Fig. 6: Benchmark of non-asymptotic QI phase sensing.

Here we numerically evaluate the square root of the weighted mean-square error (rWMSE) in the optical scenario with signaling photon number NS = 200, background photon number NB = 0.01, m = 1600 effective transmitters, \({m}_{{{{\rm{re}}}}}=2000\) transmitter modes for saturation, and transmissivity ratios ηj ~ 0.7. The classical benchmarks ϵθ,c is evaluated by assuming that the whole energy mNS is concentrated in a single probe in each experiment trail. Given a fixed experiments round number ν, we optimize the phase number \(J,{J}^{{\prime} }=\nu /{\nu }^{{\prime} }\) to be estimated while leaving the other phases at random guess.
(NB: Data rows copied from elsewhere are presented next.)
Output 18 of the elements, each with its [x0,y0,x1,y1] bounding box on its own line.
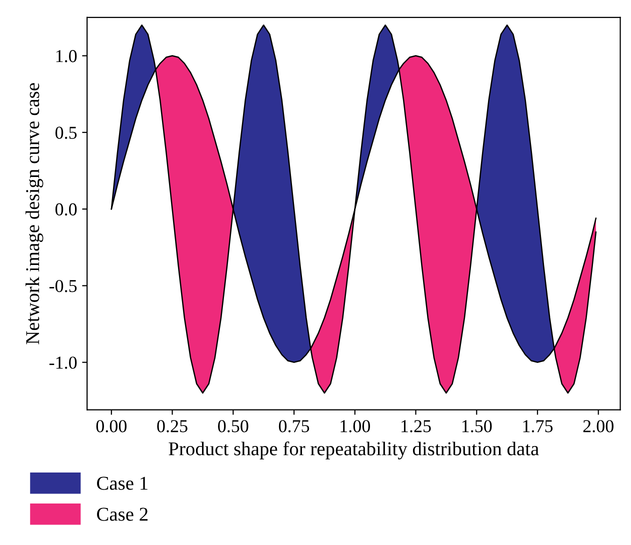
legend-label: Case 1 [97,476,148,490]
y-tick-label: 0.0 [55,203,77,216]
x-tick-label: 0.75 [278,420,310,432]
x-tick-label: 1.75 [523,420,553,432]
x-tick-label: 2.00 [583,420,614,432]
y-tick-label: -0.5 [49,280,77,292]
x-tick-label: 0.00 [96,420,127,432]
x-tick-label: 1.25 [402,420,431,432]
y-tick-label: 0.5 [55,126,77,139]
y-tick-label: -1.0 [49,356,77,369]
x-axis-title: Product shape for repeatability distribution data [168,441,539,460]
y-tick-label: 1.0 [56,50,77,62]
y-axis-title: Network image design curve case [26,83,44,344]
legend-label: Case 2 [97,508,148,521]
x-tick-label: 0.50 [218,420,248,432]
x-tick-label: 1.50 [462,420,492,432]
x-tick-label: 0.25 [157,420,188,432]
x-tick-label: 1.00 [340,420,370,432]
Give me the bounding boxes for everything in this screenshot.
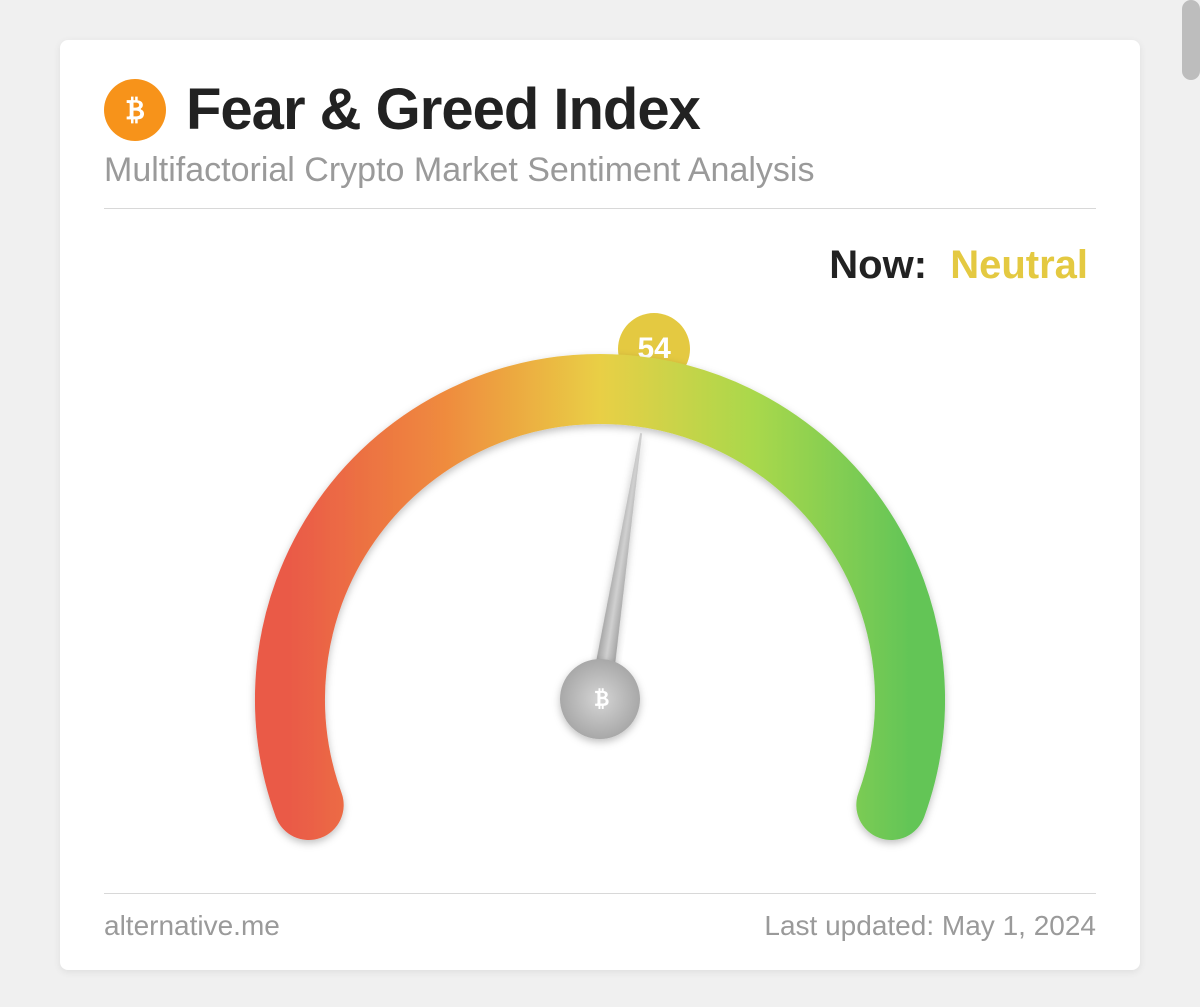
header-divider [104,208,1096,209]
now-prefix: Now: [829,243,927,287]
footer-source: alternative.me [104,910,280,942]
card-footer: alternative.me Last updated: May 1, 2024 [104,894,1096,942]
gauge-chart [190,339,1010,899]
card-header: Fear & Greed Index [104,76,1096,143]
bitcoin-icon [104,79,166,141]
card-subtitle: Multifactorial Crypto Market Sentiment A… [104,151,1096,190]
scrollbar-thumb[interactable] [1182,0,1200,80]
now-status-value: Neutral [950,243,1088,287]
fear-greed-card: Fear & Greed Index Multifactorial Crypto… [60,40,1140,970]
footer-updated: Last updated: May 1, 2024 [764,910,1096,942]
gauge-container: Now: Neutral 54 [104,239,1096,855]
status-label: Now: Neutral [829,243,1088,288]
card-title: Fear & Greed Index [186,76,700,143]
The upper bound of benchmark is evaluated by \({\nu }^{{\prime} }\)-shot homodyne measurement with MSE \({E}_{{{{\rm{c}}}},{{{\rm{homo}}}},{{{\rm{k}}}}}\approx 6.31/{\nu }^{{\prime} }\). The lower bound of benchmark is evaluated by the Bayesian bound with \({E}_{{{{\rm{Baye}}}}}=3.53/{\nu }^{{\prime} }\). The explicit calculation of the cases where two classical probes are used, i.e. \(J=2\nu /{\nu }^{{\prime} }\) is an open problem as it induces negative Beyasian bound in this case.